De una infancia sin agua ni luz a terminar la carrera de economía
“Mi mamá era vendedora ambulante de golosinas. Se levantaba a las 5 de la mañana, hacía sus jugos, preparaba el carro y se iba a trabajar”, dice Espinoza. “Volvía recién a las 10 de la noche, siempre con comida. Era una laburante y me crió así: ´nunca le pidas nada a nadie, aprendé a trabajar; tenés dos pies, dos manos y cabeza, tenés que valerte por vos mismo´”. Como quinto hijo de esa madre soltera, Espinoza todavía siente bronca cuando se acuerda de la violencia que ella recibía por parte de la municipalidad. “La gente era muy agresiva. Yo veía cómo le pateaban el carro y la corrían de donde vendía. Ella no solo peleaba contra la pobreza, sino también contra quienes no querían que tuviera un ingreso”, recuerda.
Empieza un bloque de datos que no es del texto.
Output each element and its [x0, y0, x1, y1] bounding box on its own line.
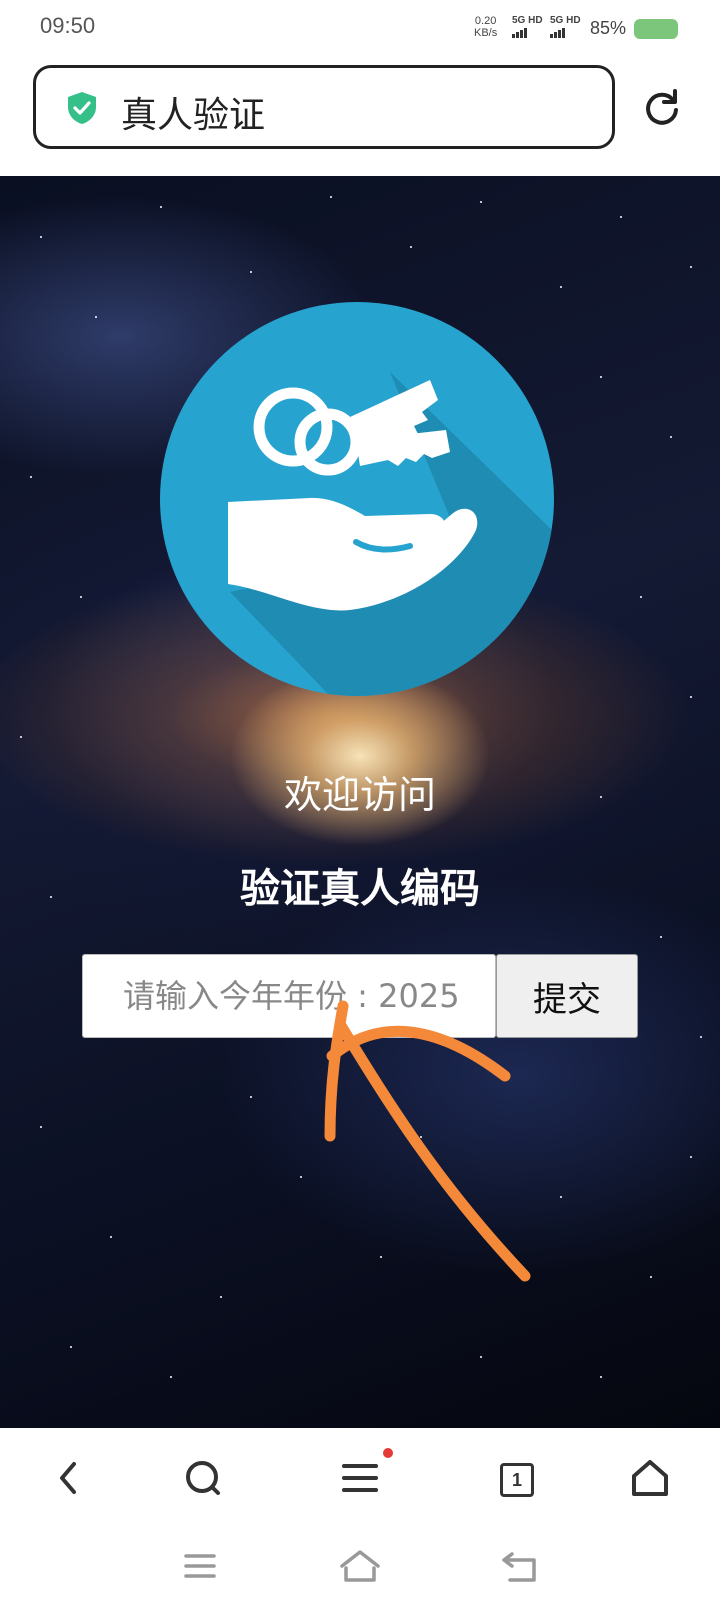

Esas escenas fueron tierra fértil para la germinación de las ideas libertarias que Espinoza fue desarrollando durante sus años de estudio en la Facultad de Ciencias Económicas de la UBA. “Éramos los más pobres del barrio: no teníamos luz, ni agua y jamás recibimos un plan. Venían durante las campañas electorales y marcaban con una X los lugares donde instalarían el sistema de agua. A nosotros nos marcaron, pero nunca nos llegó. De grande entendí que era por motivos políticos: mi mamá no participaba de ninguna actividad”, agrega.
Cuando terminó el secundario, Espinoza se mudó a Buenos Aires para estudiar economía. “Elegí la carrera por la inquietud que me generaba la actividad de la calle. Veía que mi mamá tenía dos competidores, Don Anastasio y Don José. Don José era el loco que tiraba los precios abajo. Él compraba siempre más barato, supongo que por algún acuerdo que tendría con el mayorista. Si mi mamá subía el precio, no podía vender. Yo quería saber cómo se formaba ese precio. De grande supe que para entenderlo había que estudiar economía”.
En Buenos Aires en paralelo a sus estudios trabajó atendiendo un kiosco, como electricista y como vendedor de purificadores. “Me quedé en ´la 31´ por comodidad. Adquirí una pieza y desde ahí me iba a la facultad. Para quienes no tenemos acceso al mercado formal, ´la 31´ es un resorte para salir de la pobreza”, finaliza.